Treating Pompe Disease
Pompe disease (type II) stands apart because it has a specific medical treatment: enzyme replacement therapy. Patients receive infusions of a lab-made version of the missing enzyme, which cells absorb through receptors on their surface. Once inside the cell, the replacement enzyme travels to the lysosome and breaks down the accumulated glycogen.
The results have been most dramatic for the heart. In clinical studies of infants, all patients showed significant reduction in heart size during treatment. In one study of 18 infants, all survived past 52 weeks of therapy, 15 were free of ventilator support, and 13 showed improved motor development. Three of those children learned to walk independently, a milestone that untreated infants with Pompe disease never reach.
Skeletal muscle has proven harder to treat. The enzyme doesn’t penetrate muscle tissue as effectively as it does the heart. In late-onset patients, a three-year follow-up showed that lung function stabilized and fatigue decreased, but smaller muscle groups responded better than the large proximal muscles of the hips and shoulders.
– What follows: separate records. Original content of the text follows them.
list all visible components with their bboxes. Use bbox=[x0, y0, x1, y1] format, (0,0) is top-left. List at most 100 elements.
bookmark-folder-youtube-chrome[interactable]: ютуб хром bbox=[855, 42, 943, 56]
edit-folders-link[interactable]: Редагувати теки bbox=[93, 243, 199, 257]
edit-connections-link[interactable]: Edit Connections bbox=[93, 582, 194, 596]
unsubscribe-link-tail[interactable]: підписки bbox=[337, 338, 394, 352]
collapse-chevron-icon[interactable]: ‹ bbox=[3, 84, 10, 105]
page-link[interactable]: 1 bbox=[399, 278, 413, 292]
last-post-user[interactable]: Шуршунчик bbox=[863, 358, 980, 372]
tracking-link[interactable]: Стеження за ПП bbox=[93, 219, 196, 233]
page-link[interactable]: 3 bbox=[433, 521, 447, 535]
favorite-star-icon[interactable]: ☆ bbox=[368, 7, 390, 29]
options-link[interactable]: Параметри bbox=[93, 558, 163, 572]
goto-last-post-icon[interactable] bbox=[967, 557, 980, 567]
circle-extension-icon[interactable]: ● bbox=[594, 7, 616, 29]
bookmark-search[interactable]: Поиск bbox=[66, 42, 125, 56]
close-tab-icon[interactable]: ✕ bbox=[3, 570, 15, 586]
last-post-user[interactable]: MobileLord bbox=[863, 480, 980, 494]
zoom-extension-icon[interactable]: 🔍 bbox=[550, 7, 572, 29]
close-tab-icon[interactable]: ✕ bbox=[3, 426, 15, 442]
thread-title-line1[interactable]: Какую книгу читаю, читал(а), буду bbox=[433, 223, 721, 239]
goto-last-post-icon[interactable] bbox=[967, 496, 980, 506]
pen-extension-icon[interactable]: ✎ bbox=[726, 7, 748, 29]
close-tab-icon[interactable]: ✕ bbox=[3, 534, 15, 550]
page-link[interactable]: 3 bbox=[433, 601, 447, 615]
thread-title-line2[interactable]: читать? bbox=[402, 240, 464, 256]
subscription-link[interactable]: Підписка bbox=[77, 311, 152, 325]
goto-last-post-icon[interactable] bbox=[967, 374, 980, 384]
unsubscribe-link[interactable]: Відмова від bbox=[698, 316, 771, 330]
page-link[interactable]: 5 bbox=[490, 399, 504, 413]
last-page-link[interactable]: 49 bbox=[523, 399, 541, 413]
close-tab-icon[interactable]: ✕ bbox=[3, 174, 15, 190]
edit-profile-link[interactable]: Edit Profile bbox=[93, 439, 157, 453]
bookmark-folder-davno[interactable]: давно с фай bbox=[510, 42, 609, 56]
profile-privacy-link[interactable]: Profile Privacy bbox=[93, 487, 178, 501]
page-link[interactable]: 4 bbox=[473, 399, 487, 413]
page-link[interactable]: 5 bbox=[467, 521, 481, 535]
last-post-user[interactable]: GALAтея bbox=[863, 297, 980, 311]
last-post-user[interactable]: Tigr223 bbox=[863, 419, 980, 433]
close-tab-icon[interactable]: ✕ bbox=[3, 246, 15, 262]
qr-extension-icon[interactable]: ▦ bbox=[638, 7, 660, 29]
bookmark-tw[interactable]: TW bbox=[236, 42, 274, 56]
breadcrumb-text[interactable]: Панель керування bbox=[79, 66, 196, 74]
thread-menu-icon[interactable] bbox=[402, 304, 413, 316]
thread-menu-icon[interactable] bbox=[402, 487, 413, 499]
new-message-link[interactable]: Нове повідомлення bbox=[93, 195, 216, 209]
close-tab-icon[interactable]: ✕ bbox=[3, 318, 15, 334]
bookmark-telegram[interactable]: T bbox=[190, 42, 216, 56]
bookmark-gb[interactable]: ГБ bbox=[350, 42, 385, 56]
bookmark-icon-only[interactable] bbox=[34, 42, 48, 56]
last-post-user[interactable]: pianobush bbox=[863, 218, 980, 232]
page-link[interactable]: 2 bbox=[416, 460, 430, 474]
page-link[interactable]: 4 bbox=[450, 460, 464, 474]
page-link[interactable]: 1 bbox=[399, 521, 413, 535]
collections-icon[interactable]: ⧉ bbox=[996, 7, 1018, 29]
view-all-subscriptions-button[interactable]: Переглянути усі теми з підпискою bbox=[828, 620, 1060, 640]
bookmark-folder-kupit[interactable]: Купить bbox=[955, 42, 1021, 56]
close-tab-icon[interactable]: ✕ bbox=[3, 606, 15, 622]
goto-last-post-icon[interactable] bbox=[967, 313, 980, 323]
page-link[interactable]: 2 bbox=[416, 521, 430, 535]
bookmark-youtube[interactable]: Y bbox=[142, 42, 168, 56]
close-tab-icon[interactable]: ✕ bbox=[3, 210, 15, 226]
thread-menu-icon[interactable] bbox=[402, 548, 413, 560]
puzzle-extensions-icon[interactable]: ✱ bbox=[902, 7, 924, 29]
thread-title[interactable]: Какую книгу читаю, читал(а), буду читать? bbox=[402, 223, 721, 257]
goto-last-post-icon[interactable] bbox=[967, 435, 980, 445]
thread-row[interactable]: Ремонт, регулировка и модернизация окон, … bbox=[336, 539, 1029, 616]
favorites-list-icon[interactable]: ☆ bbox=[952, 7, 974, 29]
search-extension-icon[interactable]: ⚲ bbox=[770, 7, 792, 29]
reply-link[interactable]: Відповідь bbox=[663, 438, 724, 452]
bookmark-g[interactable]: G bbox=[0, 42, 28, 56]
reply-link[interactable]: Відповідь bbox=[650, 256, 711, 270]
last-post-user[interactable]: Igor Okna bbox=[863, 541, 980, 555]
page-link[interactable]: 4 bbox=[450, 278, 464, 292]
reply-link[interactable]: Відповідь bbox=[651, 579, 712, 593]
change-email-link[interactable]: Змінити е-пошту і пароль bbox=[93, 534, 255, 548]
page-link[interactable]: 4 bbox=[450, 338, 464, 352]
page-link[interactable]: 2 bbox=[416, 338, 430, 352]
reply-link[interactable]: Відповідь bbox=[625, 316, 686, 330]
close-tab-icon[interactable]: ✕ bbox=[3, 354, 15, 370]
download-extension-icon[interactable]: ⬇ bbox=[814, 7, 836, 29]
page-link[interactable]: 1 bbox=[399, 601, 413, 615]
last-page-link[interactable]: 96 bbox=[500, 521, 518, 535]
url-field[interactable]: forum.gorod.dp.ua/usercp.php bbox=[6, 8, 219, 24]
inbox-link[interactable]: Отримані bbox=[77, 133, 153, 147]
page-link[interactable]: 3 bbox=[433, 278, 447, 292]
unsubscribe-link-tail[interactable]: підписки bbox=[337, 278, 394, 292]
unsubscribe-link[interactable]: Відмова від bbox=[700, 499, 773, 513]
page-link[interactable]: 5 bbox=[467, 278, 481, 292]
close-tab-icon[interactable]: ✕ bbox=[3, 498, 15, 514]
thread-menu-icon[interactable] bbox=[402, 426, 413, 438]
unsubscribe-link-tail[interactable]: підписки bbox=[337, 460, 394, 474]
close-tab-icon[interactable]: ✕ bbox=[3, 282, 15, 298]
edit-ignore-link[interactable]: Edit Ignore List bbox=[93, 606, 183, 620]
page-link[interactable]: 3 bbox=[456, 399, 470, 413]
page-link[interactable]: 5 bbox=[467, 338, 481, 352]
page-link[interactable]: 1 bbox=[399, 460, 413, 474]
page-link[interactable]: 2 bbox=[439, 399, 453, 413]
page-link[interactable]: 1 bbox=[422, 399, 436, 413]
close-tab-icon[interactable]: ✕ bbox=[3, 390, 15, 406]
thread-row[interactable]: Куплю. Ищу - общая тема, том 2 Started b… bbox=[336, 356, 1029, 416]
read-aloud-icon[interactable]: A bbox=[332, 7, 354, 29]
The best outcomes were seen in the youngest patient who started treatment earliest, reinforcing that early diagnosis makes a real difference.
Long-Term Outlook
Life expectancy for people with GSD, particularly type I, has improved dramatically over the past 30 years. Before uncooked cornstarch therapy became standard, children with severe forms frequently suffered brain damage from repeated episodes of dangerously low blood sugar. Current standards of care largely prevent these crises, and most patients today complete regular education and hold jobs without intellectual disability.
That said, long-term complications still require lifelong monitoring. In GSD type I, liver adenomas need regular imaging to watch for growth or malignant changes. Kidney dysfunction, bone thinning, and anemia can develop over time. In type Ib specifically, immune system problems including low white blood cell counts and inflammatory bowel symptoms add another layer of complexity. For types affecting muscle, progressive weakness and heart involvement require ongoing cardiac and neurological follow-up.
Gene therapy is now in clinical trials. Programs for both Pompe disease and GSD type Ia are testing viral vectors designed to deliver a working copy of the defective gene directly to affected tissues. GSD type Ia trials have advanced to Phase III, and Pompe disease gene therapy is in Phase I, both evaluating safety and whether the approach can reduce or eliminate the need for current treatments.